Add the 3 {10 oz.} bags of dark chocolate chips and 1/4 teaspoon of salt in the bowl. Stir the chocolate as it melts and thickens–about 5 -7 minutes.
The mixture should thicken to a THICK cake batter consistency, almost too thick to pour. {if your fudge looks grainy and not smooth then add 1/4-1/2 cup of water to smooth it out} Add 1/8 teaspoon of peppermint oil {or 1/4 teaspoon of peppermint extract} and 1 teaspoon of vanilla extract, mix well.
Pour the mixture into the dish filled with Andes chips. Gently tap the dish on the counter to allow air bubbles to rise to the surface for a smooth appearance. Sprinkle the remaining 1/2 cup of Andes Mint chips over the top and refrigerate for at least 3 hours, maybe longer, to set.
To cut, dip a sharp knife in hot tap water, wipe and cut quickly. Dip and wipe the knife between cuts. Cut into 1 inch squares.

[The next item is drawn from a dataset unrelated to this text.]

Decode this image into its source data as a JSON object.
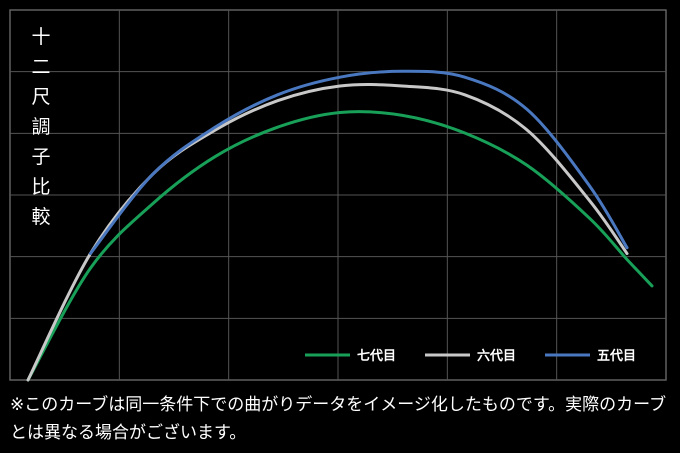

PrintMint Dark Chocolate Fudge
- Prep Time: 3 mins
- Cook Time: 15 mins
- Total Time: 18 mins
- Yield: up to 64 pieces 1x
- Category: Dessert
- Method: Stovetop
- Cuisine: American
Description
A rich and decadent Dark Chocolate Fudge loaded with Andes Mint chips and peppermint extract. A easy and delicious dessert just in time for Christmas!
Ingredients
- 3 {10 oz.} bags of dark chocolate chips
- 14 oz. can of sweetened condensed milk
- 1 tablespoon of butter
- 1/4 teaspoon of salt
- 1/8 teaspoon of peppermint oil or 1/4 teaspoon of peppermint extract
- 1 teaspoon of vanilla
- 1 1/2 cups of Andes Mint Chips
Instructions
- Grease a 8×8 or 8×11 baking dish.
- Sprinkle the bottom of the baking dish with 1 cup of Andes Mint chips and set aside.
- Place a medium sauce pot over medium heat with 2 inches of water. Place a glass bowl over the top, making sure the glass doesn’t touch the water. Pour the sweetened condensed milk and butter in the bowl and heat.
- Add the dark chocolate chips and salt in the bowl. Stir the chocolate as it melts and thickens. {about 5 -7 minutes.}
- The mixture should thicken to a THICK cake batter consistency, almost too thick to pour. {if your fudge looks grainy and not smooth then add 1/4-1/2 cup of water to smooth it out}
- Add peppermint oil {or peppermint extract} and vanilla extract, mix well.
- Pour the mixture into the dish with Andes chips.
- Gently tap the dish on the counter to allow air bubbles to rise to the surface for a smooth appearance.
- Sprinkle the remaining 1/2 cup of Andes Mint chips over the top and refrigerate for at least 3 hours, maybe longer, to set.
- To cut, dip a sharp knife in hot tap water, wipe and cut quickly. Dip and wipe the knife between cuts. Cut into 1 inch squares.